Pharmabiz
 

China, India two strong global players

Nandita Vijay, BengaluruThursday, June 15, 2017, 08:00 Hrs  [IST]

In an effort to strengthen exports and address the widening trade deficit with China, the government of India has embarked upon several initiatives to identify specific product lines and also has been actively taking up issues relating to tariff and non-tariff barriers in bilateral meetings and institutional dialogues.

According to Union Commerce and Industry Minister, Nirmala Sitharaman, India has consistently sought greater access to China market , especially in pharmaceuticals.

Currently, China and India are two strong players in the pharmaceuticals market globally. The sluggish regulated markets of the US and Europe have made the two large economies in Asia to come together to focus on a long term strategic perspective.

In 2010, Government of India and Republic of China had joined hands to strengthen the business environment between the two countries under the Strategic Economic Dialogue (SED). Under the SED umbrella, Indian government had called for greater market access for pharmaceuticals.

In an age of open economy, collaboration, integration and co-operation are the cornerstones. This is where SED, which has four working groups on infrastructure, energy, environment and high tech sectors that includes the pharmaceutical industry, could converge for collaborative growth.

Industry observers state that Indian pharma cannot ignore the market of China. While India is sound in chemistry, China has its prowess in fermentation. But the biggest advantage for India is the availability of its qualified scientific English speaking pool which allows easy submission of documentation, along with a dependable quality standard in place because of stringent regulatory clearances.

China falls short here despite its impressive and large production volume capability. The dragon land has a long way to go in terms of regulations although its State Foods and Drugs Administration (SFDA) has put in place stringent rules and norms to be adhered to. It will take a minimum seven years for China to catch up with India in document submission and in following regulations.

The two countries have the highest global population offering a market for all types of pharmaceuticals covering active pharmaceutical ingredients (APIs), excipients and intermediates, finished dosage forms including generics. There is ample scope for India and China to tap the business but it would be better to collaborate and move ahead, noted experts.

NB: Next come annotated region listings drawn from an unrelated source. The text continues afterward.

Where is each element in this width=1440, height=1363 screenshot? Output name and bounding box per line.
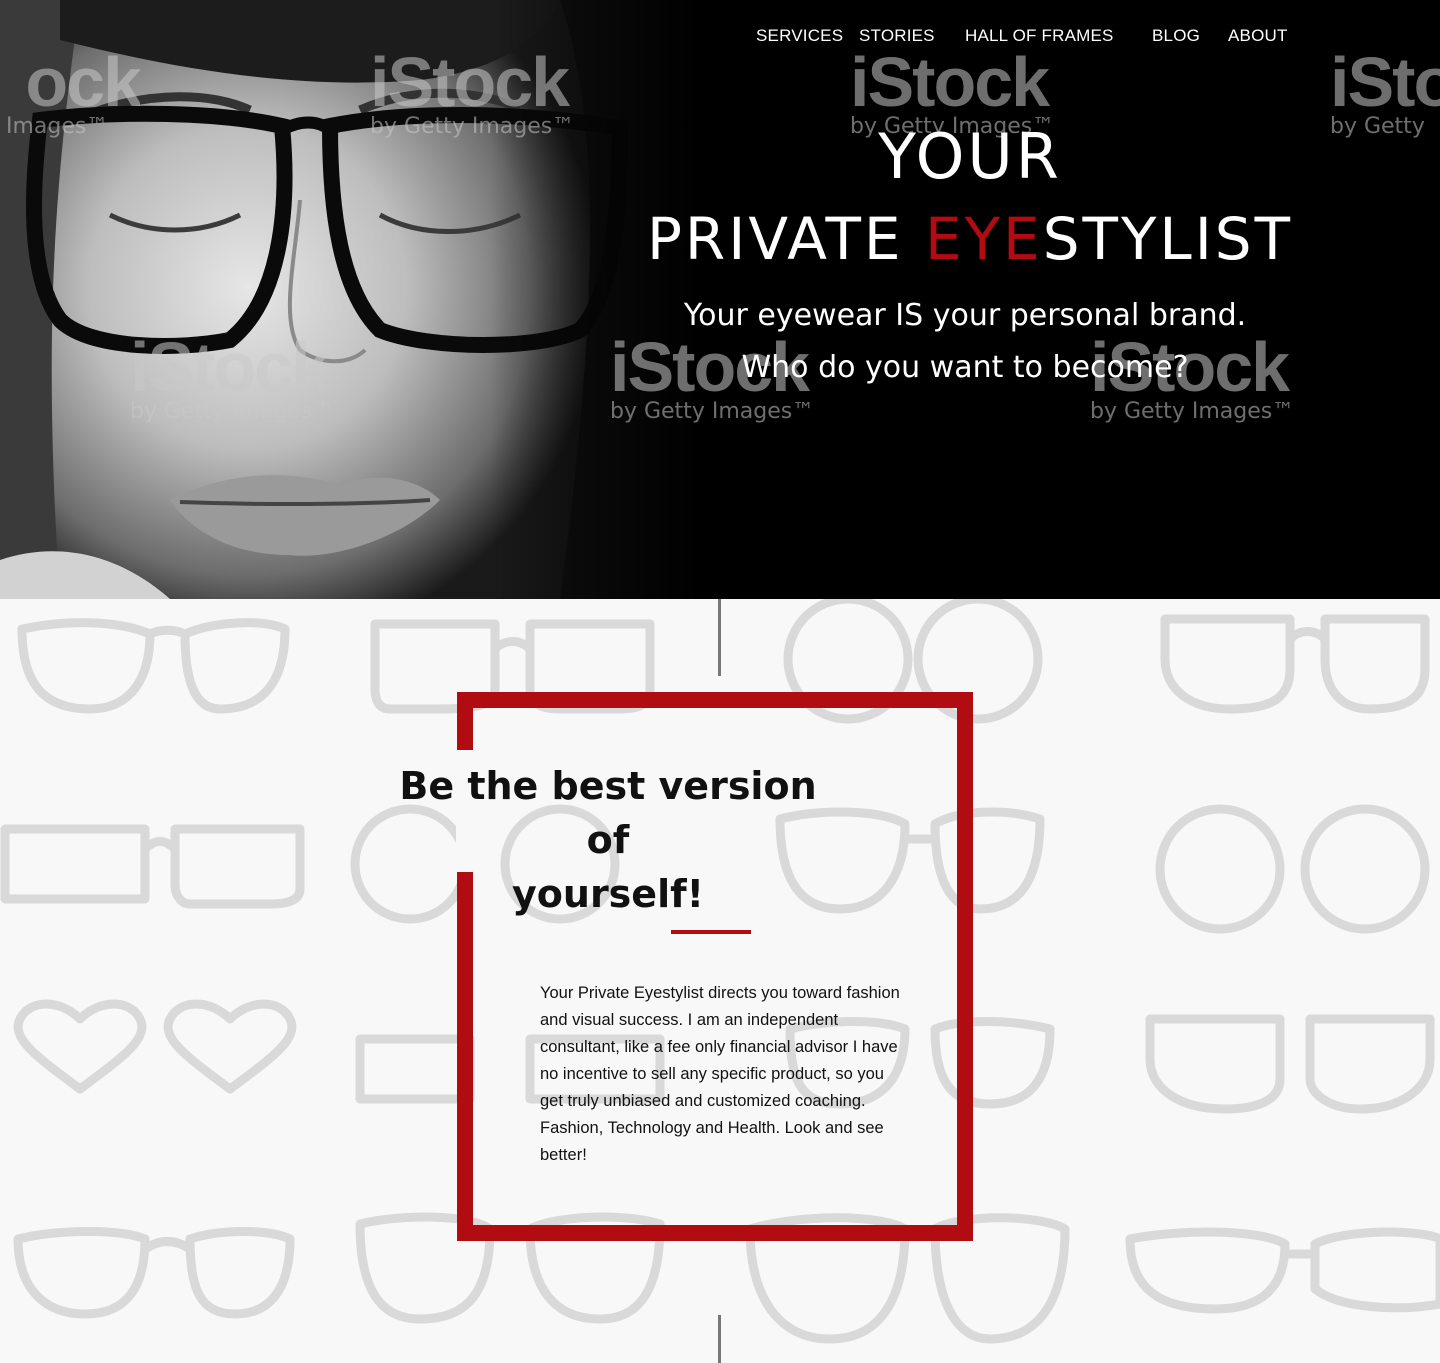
hero-title-line1: YOUR <box>878 120 1062 193</box>
hero-title-stylist: STYLIST <box>1042 205 1294 273</box>
intro-heading-line2: yourself! <box>512 872 704 916</box>
hero-subtitle-line2: Who do you want to become? <box>741 350 1189 385</box>
intro-divider <box>671 930 751 934</box>
watermark: iSto by Getty <box>1330 50 1440 139</box>
nav-link-hall-of-frames[interactable]: HALL OF FRAMES <box>965 26 1114 46</box>
hero-title-eye: EYE <box>924 205 1043 273</box>
hero-title-line2: PRIVATE EYESTYLIST <box>640 204 1300 274</box>
intro-section: Be the best version of yourself! Your Pr… <box>0 599 1440 1363</box>
connector-line-top <box>718 599 721 676</box>
nav-link-services[interactable]: SERVICES <box>756 26 843 46</box>
intro-heading-line1: Be the best version of <box>399 764 817 862</box>
hero-banner: ock Images™ iStock by Getty Images™ iSto… <box>0 0 1440 599</box>
intro-body-text: Your Private Eyestylist directs you towa… <box>540 984 900 1164</box>
connector-line-bottom <box>718 1315 721 1363</box>
hero-portrait-image <box>0 0 700 599</box>
hero-subtitle-line1: Your eyewear IS your personal brand. <box>683 298 1247 333</box>
nav-link-about[interactable]: ABOUT <box>1228 26 1288 46</box>
main-nav: SERVICES STORIES HALL OF FRAMES BLOG ABO… <box>0 26 1440 50</box>
nav-link-stories[interactable]: STORIES <box>859 26 935 46</box>
nav-link-blog[interactable]: BLOG <box>1152 26 1200 46</box>
hero-title-private: PRIVATE <box>646 205 925 273</box>
intro-heading: Be the best version of yourself! <box>378 759 838 921</box>
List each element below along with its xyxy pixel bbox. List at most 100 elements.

Chinese chemical synthesis is focused towards low-end generic API products in comparison with Indian companies who have rapidly improving skill basis for new higher end generic products as well as drug discovery.

Chinese API manufacturers are less organized than their Indian API industry for supplying documentation to the client for drug master files (DMFs), current good manufacturing practices (cGMP) compliance and above all almost complete lack of knowledge of regulating affairs in the markets like the US, European Union and Japan. Chinese API manufacturers are less market- oriented in terms of presentation of their product portfolios, as well as in terms of organization of the sales network on a worldwide scale.

According to Karnataka Drugs and Pharmaceutical Manufacturers Association (KDPMA), from a global perspective, pharma majors are increasingly eyeing opportunities to outsource research and manufacture from India and China. The new stringent regulations would enable global companies to ensure the high quality standards. Now with the US FDA coming down heavily on Indian pharma companies and issuing 483 warnings, there are similar alerts issued to units in China. Even the European regulatory authority EDQM has suspended certificate of suitability COS of several drug manufacturers in India and China. But with Indian pharmaceuticals known to be 14th in terms of value and fourth in terms in volume, it has proved its expertise in areas of CRAMS.